Среди бунташников пронесся удивленный шепоток. Воеводы запереглядывались.
– Если я сдамся, вы сохраните моим людям жизнь? – спокойно спросила Серафима.
– Господин Великий Новгород гарантирует жизнь всем, кто сложит оружие. – Арсеньев вытащил и развернул красивую бумагу с печатью и подписями. – Вот это помилование получит каждый из здесь присутствующих независимо от совершенных злодейств. Республике нужен мир.
– А остальные? – Серафима кивнула в сторону лагеря.
– Сложат оружие и разойдутся по домам, преследования и казней не будет. Кто захочет, сможет беспрепятственно покинуть земли Республики.
– И все это в обмен на меня? Не слишком ли жирное предложение? – Серафима вскинула бровь.
– Республике недостаточно военной победы, – отчеканил Арсеньев. – Сенат желает, чтобы верхушка бунтовщиков публично отказалась от своей еретической веры и своих безумных идей. Тогда и людишки уймутся.
– Господам нельзя верить, – глухо сказал старик с длинной нечесаной бородой, одетый в рубище. Видимо, пророк Игнатий, Рух так и не успел разобраться, кто из них кто. Вспомнил только Петьку Колдыбу, который сдать Нелюдово предлагал: весь из себя такой важный и со шрамом поперек уродливой рожи.
– Предадут, как предавали всегда, – продолжил вещать старик. – Им нет дела ни до чего, кроме бренной монеты. Адамовы дети никогда не предадут своей веры.
– А вдруг сдержат слово? – опасливо отозвался молодой патлатый мужик в кирасе и прожженных портках. – Офицерик хорошо говорит, мы им живыми нужны, а жить-то охота, побаловали и будет.
– Струсил, Илюша? – ласково спросила Серафима. – Так беги, я не держу. Да только они рано или поздно узнают, как ты в Ополье чернецов на колья сажал, и придут за тобой.
– Рот свой закрой, – огрызнулся Илья. – Тут у каждого грехов, что бесы в аду позавидуют. Полковник сказал – всем прощение будет. Ныне каждый сам за себя.
Колдыба перевел мрачный тяжелый взгляд с одного на другого и прогудел:
– Примолкни, дурак. Не верю я господам. На себя мне плевать, людей жалко, ребятишек, баб и братов пораненных. Но за царицу и за дело наше я голову без раздумий сложу.
– Дело молвишь, Колдыба, – лихого вида молодой, гладко выбритый бунташник хлопнул его по плечу. – Пошли они на хер с помилованием своим, пущай пометом куриным подавятся. Примем последний бой и славы отца нашего Адама не посрамим. Я, Любим Страдник, сказал. Ты, Федор, чего молчишь?
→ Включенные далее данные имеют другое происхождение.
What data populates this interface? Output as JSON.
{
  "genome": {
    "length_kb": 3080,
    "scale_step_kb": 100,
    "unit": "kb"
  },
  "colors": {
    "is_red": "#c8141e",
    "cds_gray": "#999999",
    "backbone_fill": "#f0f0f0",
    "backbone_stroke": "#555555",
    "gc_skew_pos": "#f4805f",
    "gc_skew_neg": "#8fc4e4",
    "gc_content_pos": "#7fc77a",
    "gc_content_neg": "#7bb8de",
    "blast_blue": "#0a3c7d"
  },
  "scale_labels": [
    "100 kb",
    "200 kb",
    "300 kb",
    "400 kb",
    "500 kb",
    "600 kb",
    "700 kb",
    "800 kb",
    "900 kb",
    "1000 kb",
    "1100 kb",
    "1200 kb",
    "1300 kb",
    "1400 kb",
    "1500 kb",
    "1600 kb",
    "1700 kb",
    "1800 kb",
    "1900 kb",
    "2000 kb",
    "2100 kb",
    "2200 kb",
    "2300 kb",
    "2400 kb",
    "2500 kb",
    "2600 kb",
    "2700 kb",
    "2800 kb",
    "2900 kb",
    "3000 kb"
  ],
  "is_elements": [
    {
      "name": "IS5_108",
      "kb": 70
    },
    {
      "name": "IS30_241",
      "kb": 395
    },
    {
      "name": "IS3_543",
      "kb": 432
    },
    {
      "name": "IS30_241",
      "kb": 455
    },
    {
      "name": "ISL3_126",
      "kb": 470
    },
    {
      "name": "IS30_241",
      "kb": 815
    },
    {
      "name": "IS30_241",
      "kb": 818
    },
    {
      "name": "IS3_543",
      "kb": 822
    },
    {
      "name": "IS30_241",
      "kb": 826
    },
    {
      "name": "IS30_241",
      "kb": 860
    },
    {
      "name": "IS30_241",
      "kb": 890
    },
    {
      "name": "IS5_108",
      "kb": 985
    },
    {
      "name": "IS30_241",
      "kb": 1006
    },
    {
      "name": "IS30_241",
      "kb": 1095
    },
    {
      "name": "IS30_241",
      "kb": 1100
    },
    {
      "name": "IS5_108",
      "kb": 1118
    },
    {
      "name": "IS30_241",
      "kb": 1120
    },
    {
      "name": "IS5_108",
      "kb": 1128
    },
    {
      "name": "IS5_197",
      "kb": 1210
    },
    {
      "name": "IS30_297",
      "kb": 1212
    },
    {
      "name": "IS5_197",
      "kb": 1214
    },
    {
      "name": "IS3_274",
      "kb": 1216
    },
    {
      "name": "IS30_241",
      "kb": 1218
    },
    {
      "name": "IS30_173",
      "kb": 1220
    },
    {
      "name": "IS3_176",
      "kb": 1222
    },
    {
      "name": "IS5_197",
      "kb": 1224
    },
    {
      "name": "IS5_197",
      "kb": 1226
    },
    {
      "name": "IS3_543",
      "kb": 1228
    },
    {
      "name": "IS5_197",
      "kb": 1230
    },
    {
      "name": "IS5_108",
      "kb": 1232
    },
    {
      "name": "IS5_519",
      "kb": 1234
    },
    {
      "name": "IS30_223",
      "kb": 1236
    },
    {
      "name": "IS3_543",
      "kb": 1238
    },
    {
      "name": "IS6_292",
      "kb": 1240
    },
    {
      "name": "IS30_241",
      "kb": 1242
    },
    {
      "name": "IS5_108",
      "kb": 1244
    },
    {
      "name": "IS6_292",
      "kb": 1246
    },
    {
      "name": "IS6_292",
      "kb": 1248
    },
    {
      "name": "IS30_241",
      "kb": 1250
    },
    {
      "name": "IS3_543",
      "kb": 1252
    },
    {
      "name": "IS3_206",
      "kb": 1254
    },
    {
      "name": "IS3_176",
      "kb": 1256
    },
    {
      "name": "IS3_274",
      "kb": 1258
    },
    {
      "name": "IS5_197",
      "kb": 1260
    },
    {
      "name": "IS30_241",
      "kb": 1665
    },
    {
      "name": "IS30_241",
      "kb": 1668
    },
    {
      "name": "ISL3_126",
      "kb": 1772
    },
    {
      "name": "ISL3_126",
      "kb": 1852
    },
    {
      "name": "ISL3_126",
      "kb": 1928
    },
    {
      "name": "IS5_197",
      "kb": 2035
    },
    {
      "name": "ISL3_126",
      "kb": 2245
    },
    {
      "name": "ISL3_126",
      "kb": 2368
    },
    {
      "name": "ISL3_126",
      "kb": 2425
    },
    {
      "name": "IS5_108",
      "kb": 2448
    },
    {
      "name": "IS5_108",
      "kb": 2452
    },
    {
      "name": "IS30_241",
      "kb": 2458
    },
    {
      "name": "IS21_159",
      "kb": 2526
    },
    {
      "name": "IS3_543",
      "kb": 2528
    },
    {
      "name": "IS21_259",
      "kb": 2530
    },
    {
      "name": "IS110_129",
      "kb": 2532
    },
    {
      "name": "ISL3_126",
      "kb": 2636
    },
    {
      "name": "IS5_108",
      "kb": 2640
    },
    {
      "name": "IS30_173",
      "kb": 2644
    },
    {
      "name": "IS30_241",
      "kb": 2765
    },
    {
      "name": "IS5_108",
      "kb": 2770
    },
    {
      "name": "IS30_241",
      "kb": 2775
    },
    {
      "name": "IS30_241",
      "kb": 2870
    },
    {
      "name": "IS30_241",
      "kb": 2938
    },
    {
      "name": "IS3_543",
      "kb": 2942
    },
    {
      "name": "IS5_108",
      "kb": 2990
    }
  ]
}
– А нечего судить да рядить, – отозвался невысокий коренастый бунташник. – Я с Анною до конца. И ты, Илюшка, речи срамные брось.
– Да я чего, да я так, – растерялся Илья и примирительно поднял руки. – Мыслишки поганенькие пришли. Я с вами, и весь тому сказ. В огонь и в воду.
– Для меня радость умереть рядом с вами, – голос Серафимы чуть дрогнул.
– Помереть-то всегда успеем, – согласился Колдыба и пальнул Любиму Страднику в грудь. Илья тут же прыгнул, воткнув кинжал Игнатию под лопатку. Пророк всхлипнул и обмяк. Замершие до поры двое рядовых бунташников пырнули третьего, схватили Федора и полоснули по горлу ножом. Никто и опомниться не успел, как на Анну уставились сразу четыре ствола.
– Ну вот и все, вот и ладненько, – расплылся в улыбке Колдыба. – Ты не дергайси, милая.
– Падаль ты, Петенька, – Серафима побледнела.
– Зато буду живой. – Колдыба угодливо поклонился полковнику. – Вы, господин, хорошее слово замолвите за меня. Я все сделал, чтобы помилование получить.
– И за меня, – с придыханием выпалил Илья. – Я пророка зарезал, чтоб он больше людям голову дурью не забивал. Мы с Колдыбой еще утром сдаться надумали. Сатана нас надоумил с еретиками связаться и злодейства без меры чинить. Мы отмолим, вы только, господин военный, бумаги нам выдайте, не обманите.
– Обмана не будет, – отозвался немножко шокированный всем произошедшим Арсеньев. – Клянусь честью, будете жить.
– А мы тогда, в знак дружбы, значится, для вас еще подарочек припасли, – нехорошо рассмеялся Колдыба и свистнул, сунув грязные пальцы в рот. – Усвят! Выходи!
В зарослях зашуршало, и на свет божий выбрались двое грязных оборванных бунташников, волокущих с собою целую кучу детей – упирающуюся Аленку со связанными руками и заткнутым тряпкой ртом, белокурого мальчишку лет шести и пухлого пацаненка не старше двух годов с зажатым накрепко ртом. Ребенок от нехватки воздуха уже начал синеть.
– Кусила, падла, пока хватали! – сказал один из бунтовщиков, показал окровавленную ладонь и отвесил Аленке оплеуху, от которой та мотнула головой и упала на колени.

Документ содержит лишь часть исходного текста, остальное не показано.